Rapid Money Supply Growth Does Not Cause Inflation

Rapid Money Supply Growth Does Not Cause Inflation

Abstract

Monetarism has for years, dominated the mainstream of economic thinking about the causes of inflation. In this report, we challenge the central tenant of the monetarist theory that inflation is a “monetary phenomenon” caused by the inflation of the money supply using historical evidence.

Neither does Rapid Growth in Government Debt, Declining Interest Rates, or Rapid Increases in a Central Bank’s Balance Sheet

By Richard W. Vague, Managing Partner, Gabriel Investments

Monetarist theory, which came to dominate economic thinking in the 1980s and the decades that followed, holds that rapid money supply growth is the cause of inflation.  The theory, however, fails an actual test of the available evidence.  In our review of 47 countries, generally from 1960 forward, we found that more often than not high inflation does not follow rapid money supply growth, and in contrast to this, high inflation has occurred frequently when it has not been preceded by rapid money supply growth.

The purpose of this paper is to present these findings and solicit feedback on our data, methods, and conclusions.

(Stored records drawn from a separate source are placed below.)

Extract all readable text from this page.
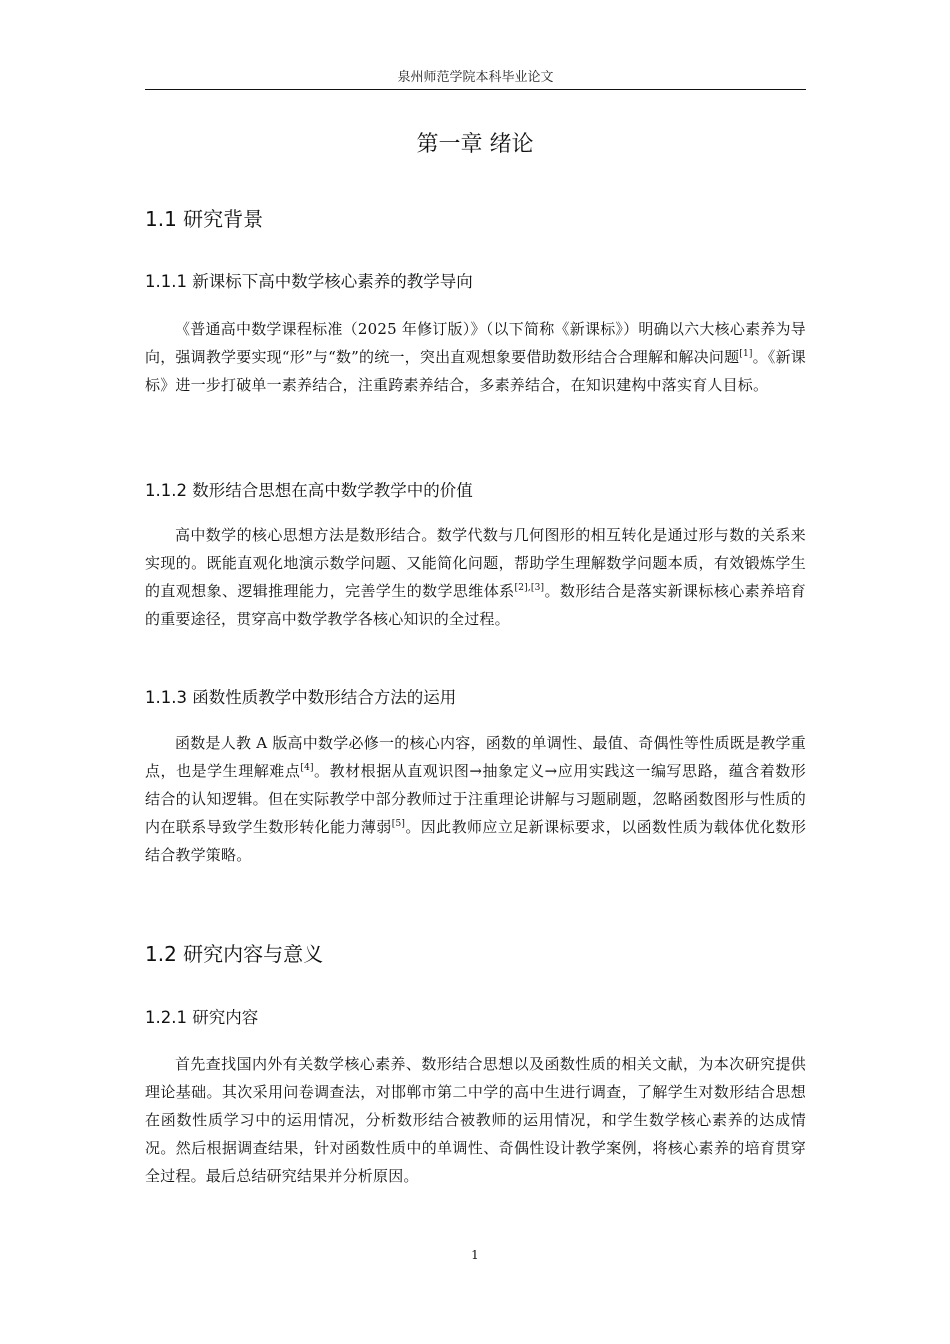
泉州师范学院本科毕业论文
第一章 绪论
1.1 研究背景
1.1.1 新课标下高中数学核心素养的教学导向
《普通高中数学课程标准（2025 年修订版）》（以下简称《新课标》）明确以六大核心素养为导向，强调教学要实现“形”与“数”的统一，突出直观想象要借助数形结合合理解和解决问题[1]。《新课标》进一步打破单一素养结合，注重跨素养结合，多素养结合，在知识建构中落实育人目标。
1.1.2 数形结合思想在高中数学教学中的价值
高中数学的核心思想方法是数形结合。数学代数与几何图形的相互转化是通过形与数的关系来实现的。既能直观化地演示数学问题、又能简化问题，帮助学生理解数学问题本质，有效锻炼学生的直观想象、逻辑推理能力，完善学生的数学思维体系[2],[3]。数形结合是落实新课标核心素养培育的重要途径，贯穿高中数学教学各核心知识的全过程。
1.1.3 函数性质教学中数形结合方法的运用
函数是人教 A 版高中数学必修一的核心内容，函数的单调性、最值、奇偶性等性质既是教学重点，也是学生理解难点[4]。教材根据从直观识图→抽象定义→应用实践这一编写思路，蕴含着数形结合的认知逻辑。但在实际教学中部分教师过于注重理论讲解与习题刷题，忽略函数图形与性质的内在联系导致学生数形转化能力薄弱[5]。因此教师应立足新课标要求，以函数性质为载体优化数形结合教学策略。
1.2 研究内容与意义
1.2.1 研究内容
首先查找国内外有关数学核心素养、数形结合思想以及函数性质的相关文献，为本次研究提供理论基础。其次采用问卷调查法，对邯郸市第二中学的高中生进行调查，了解学生对数形结合思想在函数性质学习中的运用情况，分析数形结合被教师的运用情况，和学生数学核心素养的达成情况。然后根据调查结果，针对函数性质中的单调性、奇偶性设计教学案例，将核心素养的培育贯穿全过程。最后总结研究结果并分析原因。
1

To analyze the issue, we developed a database of 47 countries that together constitute 91 percent of global GDP and looked at each episode of rapid money supply growth to see if it was followed by high inflation. In the majority of cases, it was not. In fact, the opposite was true—a large percentage of the cases of high inflation were not preceded by high money supply growth. These 47 countries all rank within the top 70 largest economies as measured by GDP and include each of the top 20 countries. If a country was not included, it was because we could not get a complete enough set of historical data on that country.